The lady’s for turning
You may not have a rotating shawarma grill at home, but you can recreate the taste
There was great excitement when my friend Mahmoud installed a shawarma “stall” outside his chalet in Khiran, a Kuwaiti seaside retreat near the Saudi border. The shawarma is not normally the preserve of home cooking, but one of the most typical street foods around the eastern Mediterranean and, increasingly, around the world. A very large, fat “kebab” – once made only with lamb, but now also with chicken – is fixed in front of a vertical grill and left to rotate over a moderate heat for two to three hours until the meat is cooked through.
Mahmoud had prepared for his venture by sending his cook, Abdullah, to a Lebanese master so he could learn how to prepare the shawarma and then make the sandwiches – the meat is wrapped in a double layer of pita bread together with fresh herbs, salad vegetables and pickles; the lamb is drizzled with tahini and the chicken with a garlic sauce. In Syria, many shawarma vendors wrap the finished sandwich in a layer of markouk (paper-thin bread cooked over a saj) and then toast it for extra crunch.

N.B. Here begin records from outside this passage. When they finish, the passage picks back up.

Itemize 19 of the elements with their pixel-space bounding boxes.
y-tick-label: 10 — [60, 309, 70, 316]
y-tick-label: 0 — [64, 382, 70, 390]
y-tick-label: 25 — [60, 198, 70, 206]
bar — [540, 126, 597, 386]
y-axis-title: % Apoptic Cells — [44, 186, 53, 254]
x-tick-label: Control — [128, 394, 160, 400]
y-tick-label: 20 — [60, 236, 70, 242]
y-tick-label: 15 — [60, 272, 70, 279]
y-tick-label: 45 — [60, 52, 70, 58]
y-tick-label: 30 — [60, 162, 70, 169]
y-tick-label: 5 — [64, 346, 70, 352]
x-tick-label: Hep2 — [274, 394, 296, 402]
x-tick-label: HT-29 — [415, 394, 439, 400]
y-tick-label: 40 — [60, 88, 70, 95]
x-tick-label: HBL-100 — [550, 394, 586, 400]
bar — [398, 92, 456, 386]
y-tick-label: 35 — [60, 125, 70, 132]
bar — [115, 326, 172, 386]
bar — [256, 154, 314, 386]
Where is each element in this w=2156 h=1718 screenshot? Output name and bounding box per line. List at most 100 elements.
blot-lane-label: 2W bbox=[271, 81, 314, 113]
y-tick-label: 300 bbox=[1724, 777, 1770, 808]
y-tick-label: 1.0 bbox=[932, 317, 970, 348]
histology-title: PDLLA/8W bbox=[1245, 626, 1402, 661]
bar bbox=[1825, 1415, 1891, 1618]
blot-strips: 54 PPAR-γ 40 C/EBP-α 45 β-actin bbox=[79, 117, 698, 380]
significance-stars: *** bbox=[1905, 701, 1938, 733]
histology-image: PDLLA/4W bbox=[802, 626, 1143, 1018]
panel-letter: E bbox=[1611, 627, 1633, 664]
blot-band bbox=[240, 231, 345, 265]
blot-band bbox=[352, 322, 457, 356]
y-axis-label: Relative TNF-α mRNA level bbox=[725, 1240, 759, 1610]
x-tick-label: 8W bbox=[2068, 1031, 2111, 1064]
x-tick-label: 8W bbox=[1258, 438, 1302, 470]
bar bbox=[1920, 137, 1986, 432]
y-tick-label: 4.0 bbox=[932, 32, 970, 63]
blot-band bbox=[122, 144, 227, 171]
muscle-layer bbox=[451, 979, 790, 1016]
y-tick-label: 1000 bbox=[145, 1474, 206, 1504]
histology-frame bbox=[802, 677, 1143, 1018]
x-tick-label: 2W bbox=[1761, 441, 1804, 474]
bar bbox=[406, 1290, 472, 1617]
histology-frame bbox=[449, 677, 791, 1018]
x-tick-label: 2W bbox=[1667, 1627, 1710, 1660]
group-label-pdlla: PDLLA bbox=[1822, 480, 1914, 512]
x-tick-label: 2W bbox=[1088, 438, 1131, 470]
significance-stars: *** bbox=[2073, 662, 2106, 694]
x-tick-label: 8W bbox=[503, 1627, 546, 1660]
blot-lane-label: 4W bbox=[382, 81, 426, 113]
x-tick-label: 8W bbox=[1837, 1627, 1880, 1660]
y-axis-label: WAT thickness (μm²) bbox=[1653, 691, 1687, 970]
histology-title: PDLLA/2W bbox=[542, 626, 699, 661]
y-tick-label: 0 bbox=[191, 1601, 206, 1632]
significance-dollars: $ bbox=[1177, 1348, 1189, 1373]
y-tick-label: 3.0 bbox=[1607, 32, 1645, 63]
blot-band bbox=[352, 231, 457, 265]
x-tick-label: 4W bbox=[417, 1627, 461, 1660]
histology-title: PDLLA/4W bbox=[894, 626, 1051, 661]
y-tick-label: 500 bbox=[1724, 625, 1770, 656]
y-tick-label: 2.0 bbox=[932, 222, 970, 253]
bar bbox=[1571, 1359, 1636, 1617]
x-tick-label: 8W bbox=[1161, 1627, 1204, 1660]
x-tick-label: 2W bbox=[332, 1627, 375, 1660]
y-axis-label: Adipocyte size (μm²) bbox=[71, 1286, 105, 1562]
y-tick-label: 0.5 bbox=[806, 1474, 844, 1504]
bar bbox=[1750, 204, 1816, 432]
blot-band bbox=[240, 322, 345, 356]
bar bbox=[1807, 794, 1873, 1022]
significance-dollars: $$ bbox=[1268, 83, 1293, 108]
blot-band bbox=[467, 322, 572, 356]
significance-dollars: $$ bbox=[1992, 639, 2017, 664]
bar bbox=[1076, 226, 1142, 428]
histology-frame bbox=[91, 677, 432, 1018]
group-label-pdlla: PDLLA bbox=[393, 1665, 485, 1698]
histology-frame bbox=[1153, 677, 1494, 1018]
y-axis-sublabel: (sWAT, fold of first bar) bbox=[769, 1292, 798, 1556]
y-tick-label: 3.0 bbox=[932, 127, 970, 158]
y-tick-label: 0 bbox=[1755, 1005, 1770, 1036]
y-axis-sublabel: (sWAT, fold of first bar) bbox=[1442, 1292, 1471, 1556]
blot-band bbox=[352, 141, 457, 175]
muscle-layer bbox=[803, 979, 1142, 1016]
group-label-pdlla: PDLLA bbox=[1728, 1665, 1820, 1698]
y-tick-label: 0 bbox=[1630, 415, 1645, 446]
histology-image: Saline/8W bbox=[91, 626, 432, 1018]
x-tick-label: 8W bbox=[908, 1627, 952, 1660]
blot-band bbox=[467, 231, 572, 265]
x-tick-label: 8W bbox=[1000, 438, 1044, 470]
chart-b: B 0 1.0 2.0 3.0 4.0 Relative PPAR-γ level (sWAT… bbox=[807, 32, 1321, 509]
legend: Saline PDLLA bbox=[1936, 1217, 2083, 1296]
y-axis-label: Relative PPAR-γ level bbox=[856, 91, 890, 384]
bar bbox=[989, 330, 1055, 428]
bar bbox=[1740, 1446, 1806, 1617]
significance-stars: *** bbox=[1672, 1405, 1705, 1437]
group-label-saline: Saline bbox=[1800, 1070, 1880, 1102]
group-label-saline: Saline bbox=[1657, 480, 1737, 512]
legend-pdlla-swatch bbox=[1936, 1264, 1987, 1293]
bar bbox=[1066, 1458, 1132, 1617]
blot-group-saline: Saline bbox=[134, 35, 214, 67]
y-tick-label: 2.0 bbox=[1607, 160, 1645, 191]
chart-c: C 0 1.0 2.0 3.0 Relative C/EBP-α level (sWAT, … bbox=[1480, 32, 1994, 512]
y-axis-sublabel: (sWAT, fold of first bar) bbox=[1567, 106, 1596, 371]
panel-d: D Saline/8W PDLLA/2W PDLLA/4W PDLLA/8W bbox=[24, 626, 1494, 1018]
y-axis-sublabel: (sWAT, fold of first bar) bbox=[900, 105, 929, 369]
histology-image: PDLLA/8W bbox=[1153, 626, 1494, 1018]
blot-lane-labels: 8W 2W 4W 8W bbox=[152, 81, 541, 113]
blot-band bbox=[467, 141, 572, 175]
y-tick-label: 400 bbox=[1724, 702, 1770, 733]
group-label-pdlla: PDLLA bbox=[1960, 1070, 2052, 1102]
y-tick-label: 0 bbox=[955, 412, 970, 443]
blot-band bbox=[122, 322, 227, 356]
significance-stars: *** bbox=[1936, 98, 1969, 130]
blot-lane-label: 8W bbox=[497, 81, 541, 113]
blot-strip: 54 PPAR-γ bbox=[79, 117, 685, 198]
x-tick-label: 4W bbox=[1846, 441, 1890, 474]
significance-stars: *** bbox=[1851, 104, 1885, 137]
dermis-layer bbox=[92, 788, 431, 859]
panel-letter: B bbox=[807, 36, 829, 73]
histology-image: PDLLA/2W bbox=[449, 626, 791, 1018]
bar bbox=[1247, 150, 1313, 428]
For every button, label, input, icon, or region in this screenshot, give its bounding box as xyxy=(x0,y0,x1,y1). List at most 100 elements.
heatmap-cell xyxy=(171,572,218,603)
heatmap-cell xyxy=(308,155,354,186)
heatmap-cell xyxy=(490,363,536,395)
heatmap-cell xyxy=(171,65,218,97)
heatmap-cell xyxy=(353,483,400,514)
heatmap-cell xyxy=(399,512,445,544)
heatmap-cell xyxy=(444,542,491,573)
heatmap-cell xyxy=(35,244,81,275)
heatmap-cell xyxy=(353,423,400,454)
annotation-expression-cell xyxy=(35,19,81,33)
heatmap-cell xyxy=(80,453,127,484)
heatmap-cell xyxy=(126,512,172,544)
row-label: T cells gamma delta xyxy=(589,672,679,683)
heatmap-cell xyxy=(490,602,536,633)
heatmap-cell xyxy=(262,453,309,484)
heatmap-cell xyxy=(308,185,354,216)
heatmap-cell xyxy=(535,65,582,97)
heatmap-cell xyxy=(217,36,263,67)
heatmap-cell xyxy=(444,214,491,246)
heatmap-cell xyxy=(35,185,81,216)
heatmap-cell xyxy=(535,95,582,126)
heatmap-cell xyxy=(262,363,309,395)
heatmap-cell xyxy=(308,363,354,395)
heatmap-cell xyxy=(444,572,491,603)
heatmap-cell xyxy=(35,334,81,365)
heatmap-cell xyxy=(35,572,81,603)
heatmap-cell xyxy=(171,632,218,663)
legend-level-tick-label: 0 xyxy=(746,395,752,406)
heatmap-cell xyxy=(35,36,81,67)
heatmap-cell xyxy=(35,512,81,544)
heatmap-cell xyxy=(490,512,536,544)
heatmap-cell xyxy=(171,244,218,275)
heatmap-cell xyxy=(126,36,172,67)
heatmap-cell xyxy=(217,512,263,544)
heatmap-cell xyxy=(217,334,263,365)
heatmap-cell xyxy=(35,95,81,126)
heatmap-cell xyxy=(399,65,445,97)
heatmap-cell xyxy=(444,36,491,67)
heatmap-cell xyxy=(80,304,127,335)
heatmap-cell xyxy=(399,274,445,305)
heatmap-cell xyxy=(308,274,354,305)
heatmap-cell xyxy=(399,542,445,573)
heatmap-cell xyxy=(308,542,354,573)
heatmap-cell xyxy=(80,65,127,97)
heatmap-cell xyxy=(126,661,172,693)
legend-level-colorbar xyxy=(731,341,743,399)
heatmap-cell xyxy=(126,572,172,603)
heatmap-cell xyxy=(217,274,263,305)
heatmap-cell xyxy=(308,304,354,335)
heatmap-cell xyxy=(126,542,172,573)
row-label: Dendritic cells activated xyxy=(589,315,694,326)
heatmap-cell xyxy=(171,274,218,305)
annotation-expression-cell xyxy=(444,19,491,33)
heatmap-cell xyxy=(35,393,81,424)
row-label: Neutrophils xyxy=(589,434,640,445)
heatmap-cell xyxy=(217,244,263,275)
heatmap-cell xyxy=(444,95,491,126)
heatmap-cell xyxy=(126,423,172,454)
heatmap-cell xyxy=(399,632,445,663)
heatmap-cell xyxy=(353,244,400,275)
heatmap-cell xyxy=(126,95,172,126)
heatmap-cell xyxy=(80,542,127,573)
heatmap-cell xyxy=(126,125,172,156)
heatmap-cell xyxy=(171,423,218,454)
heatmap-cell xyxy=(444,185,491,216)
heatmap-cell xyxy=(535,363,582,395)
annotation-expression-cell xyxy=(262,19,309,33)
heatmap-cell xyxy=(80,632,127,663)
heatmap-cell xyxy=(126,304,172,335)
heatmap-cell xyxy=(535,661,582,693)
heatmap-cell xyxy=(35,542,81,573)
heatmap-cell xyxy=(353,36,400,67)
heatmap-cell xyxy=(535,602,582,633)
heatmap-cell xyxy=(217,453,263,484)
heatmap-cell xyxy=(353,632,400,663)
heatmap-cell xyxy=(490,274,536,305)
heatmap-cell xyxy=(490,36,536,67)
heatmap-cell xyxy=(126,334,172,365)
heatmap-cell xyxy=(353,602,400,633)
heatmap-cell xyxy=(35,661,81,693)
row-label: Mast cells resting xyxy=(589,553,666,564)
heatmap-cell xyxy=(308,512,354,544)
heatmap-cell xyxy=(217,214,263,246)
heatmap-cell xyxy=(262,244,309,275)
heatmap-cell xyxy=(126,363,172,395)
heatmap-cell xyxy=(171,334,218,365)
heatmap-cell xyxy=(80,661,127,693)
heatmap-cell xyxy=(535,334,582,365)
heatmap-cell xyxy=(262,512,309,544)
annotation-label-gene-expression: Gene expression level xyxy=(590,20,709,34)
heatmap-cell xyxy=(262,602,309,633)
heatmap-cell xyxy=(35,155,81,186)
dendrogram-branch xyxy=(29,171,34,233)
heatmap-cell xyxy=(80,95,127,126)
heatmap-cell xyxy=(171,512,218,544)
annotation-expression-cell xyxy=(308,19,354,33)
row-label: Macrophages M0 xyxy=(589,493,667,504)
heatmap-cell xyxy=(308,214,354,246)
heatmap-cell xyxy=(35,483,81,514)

In Turkey, where shawarma is called döner kebap, the meat can be lamb or beef and it is sliced or minced. The word shawarma comes from the Turkish çevime, meaning “turning”.
I often toy with having a mini shawarma in my kitchen, but it is neither very practical nor very attractive. Instead, I slice lamb meat from the shoulder into thin, narrow strips, marinate it overnight in shawarma spices and seasoning, then quickly sauté the meat in a hot frying pan before making the sandwich. Not as exciting as Abdullah’s, but excellent nevertheless.